Other experts disagree, pointing out the complexities of defining what “war” is and the ambiguity of interpreting what archaeological discoveries say about how ancient people died, among other problems.

“The evidence doesn’t really support the claim they’re making,” said Michael Wilson, an anthropologist at the University of Minnesota, Twin Cities. “It’s a hard question to study. If you look at the archaeological record, there’s evidence of violence going back pretty far. But if you find a spearhead or arrowhead in someone’s bones, which is common, is that war or an interpersonal dispute? You just don’t know.”

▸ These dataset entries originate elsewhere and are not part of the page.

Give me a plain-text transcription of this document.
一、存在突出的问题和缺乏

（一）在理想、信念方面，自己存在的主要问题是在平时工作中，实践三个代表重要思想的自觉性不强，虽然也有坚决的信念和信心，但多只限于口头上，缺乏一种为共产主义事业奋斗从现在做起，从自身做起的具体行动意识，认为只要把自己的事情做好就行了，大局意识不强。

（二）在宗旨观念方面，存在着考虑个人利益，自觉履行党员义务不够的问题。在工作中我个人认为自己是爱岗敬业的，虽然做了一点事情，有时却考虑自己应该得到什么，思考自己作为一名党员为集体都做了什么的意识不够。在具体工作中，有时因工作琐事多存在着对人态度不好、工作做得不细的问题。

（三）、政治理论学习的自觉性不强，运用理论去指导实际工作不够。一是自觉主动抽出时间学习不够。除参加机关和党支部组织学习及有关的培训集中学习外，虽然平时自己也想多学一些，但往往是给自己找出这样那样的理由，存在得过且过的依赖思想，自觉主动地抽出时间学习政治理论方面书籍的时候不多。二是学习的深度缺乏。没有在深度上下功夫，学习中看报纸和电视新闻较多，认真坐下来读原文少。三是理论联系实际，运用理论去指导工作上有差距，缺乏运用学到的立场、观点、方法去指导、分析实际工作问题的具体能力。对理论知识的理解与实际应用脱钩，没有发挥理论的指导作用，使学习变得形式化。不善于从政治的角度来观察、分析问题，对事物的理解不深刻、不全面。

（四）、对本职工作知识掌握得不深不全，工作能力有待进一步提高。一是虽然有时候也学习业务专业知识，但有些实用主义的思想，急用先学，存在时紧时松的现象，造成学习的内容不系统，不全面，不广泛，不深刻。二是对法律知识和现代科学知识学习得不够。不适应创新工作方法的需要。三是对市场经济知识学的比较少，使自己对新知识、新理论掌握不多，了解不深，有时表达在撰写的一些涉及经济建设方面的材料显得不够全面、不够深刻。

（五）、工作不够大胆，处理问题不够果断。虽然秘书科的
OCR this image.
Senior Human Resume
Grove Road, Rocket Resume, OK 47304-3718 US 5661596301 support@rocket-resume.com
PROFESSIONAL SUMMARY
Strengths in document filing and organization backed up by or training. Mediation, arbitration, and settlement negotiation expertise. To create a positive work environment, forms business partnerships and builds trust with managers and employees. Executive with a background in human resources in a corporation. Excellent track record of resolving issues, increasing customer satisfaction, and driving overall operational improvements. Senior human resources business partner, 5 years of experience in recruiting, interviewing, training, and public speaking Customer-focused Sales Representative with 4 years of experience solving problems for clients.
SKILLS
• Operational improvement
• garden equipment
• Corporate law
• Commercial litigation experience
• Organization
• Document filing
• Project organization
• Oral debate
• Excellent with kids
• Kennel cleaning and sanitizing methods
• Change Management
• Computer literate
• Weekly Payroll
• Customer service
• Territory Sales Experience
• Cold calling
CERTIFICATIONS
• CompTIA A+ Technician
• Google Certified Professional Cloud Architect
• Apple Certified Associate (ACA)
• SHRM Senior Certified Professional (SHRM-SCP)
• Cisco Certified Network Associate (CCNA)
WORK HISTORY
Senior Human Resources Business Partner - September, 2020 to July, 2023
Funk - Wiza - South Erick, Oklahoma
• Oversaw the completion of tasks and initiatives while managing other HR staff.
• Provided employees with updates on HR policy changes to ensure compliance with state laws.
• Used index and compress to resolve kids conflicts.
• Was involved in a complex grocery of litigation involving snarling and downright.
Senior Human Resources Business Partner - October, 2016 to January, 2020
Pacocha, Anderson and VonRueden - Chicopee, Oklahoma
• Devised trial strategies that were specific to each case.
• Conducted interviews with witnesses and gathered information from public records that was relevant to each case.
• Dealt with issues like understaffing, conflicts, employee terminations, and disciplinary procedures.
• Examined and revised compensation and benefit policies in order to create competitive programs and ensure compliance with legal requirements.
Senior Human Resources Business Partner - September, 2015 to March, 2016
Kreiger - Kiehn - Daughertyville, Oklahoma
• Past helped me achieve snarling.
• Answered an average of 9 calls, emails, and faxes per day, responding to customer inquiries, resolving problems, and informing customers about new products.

In an attempt to settle the debate about how built-in war really is, Söderberg and colleague Douglas Fry picked 21 groups of foragers that they felt best represented the way people lived before complex societies developed. In an attempt to be as authentic as possible, they excluded groups that rode horses, lived in large settlements, had access to stable sources of food like fisheries, or developed complex societies with social classes and hierarchies.

For each population included in the study, the researchers looked at high-quality ethnographies for examples of lethal aggression. They turned up nearly 150 cases of aggressive death.

Among the Tiwi people of Australia, the researchers found an unmatched 69 examples of lethal acts. Among the other 20 groups, there were an average of just 3.5 deadly events documented, ranging from zero to 15.